Alcançar o mais alto nível de segurança nuclear dentro da UE é uma prioridade absoluta, juntamente com a promoção deste princípio além das fronteiras da UE. Nesse sentido, consagramos em nossa legislação o princípio da melhoria contínua da segurança nuclear, tanto para reatores novos quanto existentes, em consonância com as mais recentes normas internacionais.

A UE desenvolveu um marco legal para garantir que os Estados-Membros que utilizam energia nuclear o façam, ao mesmo tempo em que cumprem os mais altos padrões de segurança nuclear, gestão de resíduos radioativos, proteção contra radiação e não proliferação, em consonância com o Tratado que institui a Comunidade Europeia de Energia Atômica (Euratom).

Este quadro legal foi reforçado como parte da resposta ao acidente de Fukushima, com a introdução de um ambicioso Objetivo de Segurança Nuclear em toda a UE, exigindo melhorias significativas na segurança no projeto de reatores novos e existentes, em conformidade com as mais recentes normas internacionais.

Também temos requisitos rigorosos para garantir que os resíduos radioativos sejam gerenciados de forma segura e responsável, incluindo seu descarte seguro, sem quaisquer encargos indevidos transferidos para as próximas gerações.

Após o acidente de Fukushima no Japão, os países europeus cooperaram nas avaliações nucleares abrangentes de segurança de todas as usinas nucleares da UE, ou “testes de estresse da UE”, que resultaram em melhorias de segurança em todos os reatores de energia. Como parte do fortalecimento do marco legal, estabelecemos agora um sistema europeu regular de revisões atuais por pares, que ocorrem a cada seis anos, para cobrir uma questão específica de segurança. A primeira revisão por pares (2017-2018) abrangeu o envelhecimento do gerenciamento de NPPs e reatores de pesquisa – chave para apoiar decisões sobre operação de longo prazo. A segunda revisão por pares, que acontece em 2023-2024, está em fase de preparação. Ele se concentra na proteção contra incêndios.
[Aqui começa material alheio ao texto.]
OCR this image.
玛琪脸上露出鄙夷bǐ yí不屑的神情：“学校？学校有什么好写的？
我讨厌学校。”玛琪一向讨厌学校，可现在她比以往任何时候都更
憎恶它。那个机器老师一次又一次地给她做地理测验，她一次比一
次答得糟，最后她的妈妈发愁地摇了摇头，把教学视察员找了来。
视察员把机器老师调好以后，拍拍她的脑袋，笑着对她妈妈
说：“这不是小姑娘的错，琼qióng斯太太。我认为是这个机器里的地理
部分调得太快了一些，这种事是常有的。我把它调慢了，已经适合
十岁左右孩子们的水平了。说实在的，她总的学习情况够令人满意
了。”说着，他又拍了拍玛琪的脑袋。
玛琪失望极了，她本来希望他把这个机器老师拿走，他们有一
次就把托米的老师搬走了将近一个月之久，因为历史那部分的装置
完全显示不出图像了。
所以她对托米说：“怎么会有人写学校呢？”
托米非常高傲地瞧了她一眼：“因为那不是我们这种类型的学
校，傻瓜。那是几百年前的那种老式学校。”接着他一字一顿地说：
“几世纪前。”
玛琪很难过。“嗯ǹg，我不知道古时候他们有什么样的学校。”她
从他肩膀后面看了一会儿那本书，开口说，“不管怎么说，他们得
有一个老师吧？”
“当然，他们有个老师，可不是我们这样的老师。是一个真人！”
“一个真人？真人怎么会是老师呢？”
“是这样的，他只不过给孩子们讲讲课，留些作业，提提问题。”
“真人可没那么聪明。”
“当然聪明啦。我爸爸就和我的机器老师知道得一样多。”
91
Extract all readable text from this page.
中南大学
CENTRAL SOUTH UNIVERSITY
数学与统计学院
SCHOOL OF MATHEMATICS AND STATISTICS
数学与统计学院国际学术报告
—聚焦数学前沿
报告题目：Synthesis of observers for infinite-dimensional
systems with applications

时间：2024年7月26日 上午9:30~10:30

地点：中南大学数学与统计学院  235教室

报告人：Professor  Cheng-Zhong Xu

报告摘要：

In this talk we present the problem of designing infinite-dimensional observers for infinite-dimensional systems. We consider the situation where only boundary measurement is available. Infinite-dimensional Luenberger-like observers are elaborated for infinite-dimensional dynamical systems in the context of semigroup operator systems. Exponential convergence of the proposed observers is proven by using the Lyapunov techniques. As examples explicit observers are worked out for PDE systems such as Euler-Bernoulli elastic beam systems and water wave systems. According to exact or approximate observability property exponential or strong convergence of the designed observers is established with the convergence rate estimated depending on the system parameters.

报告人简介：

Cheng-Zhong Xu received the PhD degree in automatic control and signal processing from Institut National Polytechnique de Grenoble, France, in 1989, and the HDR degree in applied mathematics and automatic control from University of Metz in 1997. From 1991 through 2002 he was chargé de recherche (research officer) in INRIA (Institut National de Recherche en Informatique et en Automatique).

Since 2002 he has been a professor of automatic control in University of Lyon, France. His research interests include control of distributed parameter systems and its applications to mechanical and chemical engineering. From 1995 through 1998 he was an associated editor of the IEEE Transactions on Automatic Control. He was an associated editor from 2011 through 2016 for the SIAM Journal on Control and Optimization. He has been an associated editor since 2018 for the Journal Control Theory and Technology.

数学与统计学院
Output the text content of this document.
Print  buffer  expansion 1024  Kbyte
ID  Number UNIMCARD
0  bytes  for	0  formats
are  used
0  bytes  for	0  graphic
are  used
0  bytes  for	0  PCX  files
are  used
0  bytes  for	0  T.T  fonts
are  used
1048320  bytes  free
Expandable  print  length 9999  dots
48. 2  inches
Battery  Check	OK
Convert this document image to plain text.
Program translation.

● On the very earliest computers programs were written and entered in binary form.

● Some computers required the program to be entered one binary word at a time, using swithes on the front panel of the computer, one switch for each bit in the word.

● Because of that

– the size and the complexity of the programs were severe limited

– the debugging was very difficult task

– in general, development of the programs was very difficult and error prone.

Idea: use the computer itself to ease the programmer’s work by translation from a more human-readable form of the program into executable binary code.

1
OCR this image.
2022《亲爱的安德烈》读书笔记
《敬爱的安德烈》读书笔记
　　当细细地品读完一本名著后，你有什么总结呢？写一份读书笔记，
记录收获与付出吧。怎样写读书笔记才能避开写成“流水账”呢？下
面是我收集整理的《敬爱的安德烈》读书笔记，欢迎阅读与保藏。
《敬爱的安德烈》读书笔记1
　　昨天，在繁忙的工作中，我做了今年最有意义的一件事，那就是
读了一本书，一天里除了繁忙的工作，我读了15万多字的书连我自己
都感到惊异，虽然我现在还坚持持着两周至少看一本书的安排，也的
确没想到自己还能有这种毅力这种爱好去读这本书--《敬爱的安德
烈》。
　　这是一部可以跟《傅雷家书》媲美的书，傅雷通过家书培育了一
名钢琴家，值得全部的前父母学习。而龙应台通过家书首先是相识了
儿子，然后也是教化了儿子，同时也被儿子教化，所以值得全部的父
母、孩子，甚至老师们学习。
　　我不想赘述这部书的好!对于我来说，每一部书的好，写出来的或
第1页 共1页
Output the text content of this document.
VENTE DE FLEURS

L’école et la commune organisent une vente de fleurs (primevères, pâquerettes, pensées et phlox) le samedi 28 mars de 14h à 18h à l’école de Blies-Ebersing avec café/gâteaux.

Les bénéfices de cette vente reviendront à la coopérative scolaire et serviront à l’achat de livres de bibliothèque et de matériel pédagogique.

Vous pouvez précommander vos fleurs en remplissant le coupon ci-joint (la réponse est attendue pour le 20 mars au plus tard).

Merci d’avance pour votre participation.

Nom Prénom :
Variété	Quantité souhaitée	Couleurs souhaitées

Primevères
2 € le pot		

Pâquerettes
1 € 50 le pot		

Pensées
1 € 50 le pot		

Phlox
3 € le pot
Recentemente, a Comissão aprovou seu segundo relatório sobre o progresso na implementação da Diretiva de Segurança Nuclear, que conclui que há, em geral, um bom nível de implementação das obrigações da Diretiva nos Estados-Membros. No entanto, identifica outras áreas de melhoria e recomenda áreas de ação da UE como: o desenvolvimento contínuo de conhecimentos e habilidades de licenciados e preservação do conhecimento, aumentando a consistência da aplicação do objetivo de segurança nuclear, aumentando ainda mais a efetiva independência, transparência e cultura de participação pública e segurança da autoridade reguladora competente. A Comissão trabalhará em conjunto com os Estados-Membros e os reguladores europeus de segurança na ENSREG para desenvolver abordagens comuns a nível da UE e aumentar ainda mais o nível de segurança nuclear em toda a UE.

Além disso, estamos a fazer esforços para garantir que as mais altas normas de segurança possíveis também sejam aplicadas em países que não sejam da UE – apoiando a sua participação nos “testes de estresse” da UE e/ou nas revisões atuais de pares da UE e através da assistência técnica sob um instrumento dedicado da UE para a cooperação internacional em segurança nuclear.

As restrições financeiras ligadas ao desenvolvimento da energia nuclear são significativas. Como podemos garantir que a energia nuclear seja uma fonte de energia financeiramente sustentável no futuro?

É sabido que o nuclear tem custos operacionais relativamente baixos, mas requer altas quantidades iniciais de capital em condições incertas e retorno a longo prazo do investimento. Para a Comissão, garantir que os mais altos padrões de segurança sejam aplicados é o princípio norteador de todas as atividades do setor de energia nuclear, como a operação de longo prazo de usinas nucleares ou novas construções. Trata-se de um conditio sine qua non para que a UE se beneficie do desenvolvimento de novas tecnologias de fissão nuclear.

Para investidores privados, a transição verde será uma grande oportunidade. Para cumprir as metas climáticas e energéticas da UE para 2030 e atingir os objetivos do Acordo Verde Europeu, é fundamental direcionar investimentos para projetos e atividades sustentáveis.